Funding for the National State Health Investment Project to last five years is made possible due to 150 million from the World Bank and $21.5 million from Britain and Norway.

NSHIP, the new performanc­e-based financing model for health, hopes to pay incentives on basis of targets as proportion of children fully immunized, number of births attended by skilled health providers, number of outpatient visits by children aged under five, proportion of project beneficiar­ies who are female, and how health facility scores on average quality of care.

Health Minister Onyebuchi Chukwu said the project under pilot in Nasarawa, Ondo and Adamawa targets making “every stakeholde­r a shareholde­r.”

“It shows health services can be made responsive to the health needs of people,” he noted at the launch of NSHIP in Abuja recently.

The three states were chosen for the project in hope of reaching a target population of 9.4 million people, according to the World Bank, but the project could roll out nationwide in future.

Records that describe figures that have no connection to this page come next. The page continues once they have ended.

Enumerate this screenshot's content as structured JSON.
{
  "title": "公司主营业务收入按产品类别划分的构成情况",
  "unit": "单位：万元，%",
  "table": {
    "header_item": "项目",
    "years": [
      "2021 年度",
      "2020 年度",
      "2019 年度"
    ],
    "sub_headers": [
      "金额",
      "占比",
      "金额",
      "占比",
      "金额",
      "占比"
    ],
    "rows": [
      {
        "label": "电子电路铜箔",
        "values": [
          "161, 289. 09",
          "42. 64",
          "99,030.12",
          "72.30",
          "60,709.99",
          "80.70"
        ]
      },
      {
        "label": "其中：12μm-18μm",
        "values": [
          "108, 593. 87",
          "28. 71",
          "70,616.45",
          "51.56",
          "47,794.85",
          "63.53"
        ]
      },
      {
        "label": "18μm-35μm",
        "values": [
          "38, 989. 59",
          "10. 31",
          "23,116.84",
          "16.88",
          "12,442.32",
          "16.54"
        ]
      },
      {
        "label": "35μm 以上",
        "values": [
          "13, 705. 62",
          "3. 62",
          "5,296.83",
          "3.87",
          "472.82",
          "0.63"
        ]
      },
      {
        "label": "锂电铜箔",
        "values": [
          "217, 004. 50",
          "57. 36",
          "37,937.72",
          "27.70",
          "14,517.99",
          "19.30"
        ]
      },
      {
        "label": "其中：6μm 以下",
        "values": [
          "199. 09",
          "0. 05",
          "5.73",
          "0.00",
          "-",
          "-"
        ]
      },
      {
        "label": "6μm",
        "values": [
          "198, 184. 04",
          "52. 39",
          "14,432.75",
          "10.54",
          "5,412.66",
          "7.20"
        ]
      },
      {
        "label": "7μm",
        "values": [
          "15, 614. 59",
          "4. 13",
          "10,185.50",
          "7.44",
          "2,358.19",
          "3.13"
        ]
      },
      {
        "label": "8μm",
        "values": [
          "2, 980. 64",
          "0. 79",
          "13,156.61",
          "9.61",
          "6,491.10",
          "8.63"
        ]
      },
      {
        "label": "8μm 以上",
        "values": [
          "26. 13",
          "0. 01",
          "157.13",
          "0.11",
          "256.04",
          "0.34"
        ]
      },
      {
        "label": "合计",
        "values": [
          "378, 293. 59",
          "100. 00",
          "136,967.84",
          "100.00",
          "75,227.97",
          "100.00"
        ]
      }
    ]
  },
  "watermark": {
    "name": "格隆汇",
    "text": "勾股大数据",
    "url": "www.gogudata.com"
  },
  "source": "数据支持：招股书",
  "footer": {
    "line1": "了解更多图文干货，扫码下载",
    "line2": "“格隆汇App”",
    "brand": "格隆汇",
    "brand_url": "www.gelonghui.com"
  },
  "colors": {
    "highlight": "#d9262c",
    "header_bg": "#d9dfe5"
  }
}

The bank’s country director for Nigeria, Marie Francoise Marie-Nelly said the states are “leading the way for others, using performanc­e management techniques and increased incentives to health workers to boost the quality and uptake of health services.”

She said the states could show “how public money can be invested more smartly” to get closer to the Millennium Developmen­t Goals.

The pilot NSHIP saw some 6,500 children fully immunized, 11,600 deliveries in facilities and more than 205,000 outpatient visits.

On account of the pilot, uptake of family planning in Adamawa State increased from under one percent to more than 40%, said Jalil Abdullahi, chairman of Adamawa’s primary healthcare developmen­t agency.

Dayo Adeyotun, Health Commission­er for Ondo, which pioneered a project that budgeted N5,000 per woman in health care cost from pregnancy to delivery, said NSHIP was about migrating from “input financing to output,” calling it the “only way there can be support for performanc­e.”

“We have been talking about input, input, input, but not about getting results,” said Janet Akpaso, Executive Director for Nasarawa State primary health care developmen­t agency.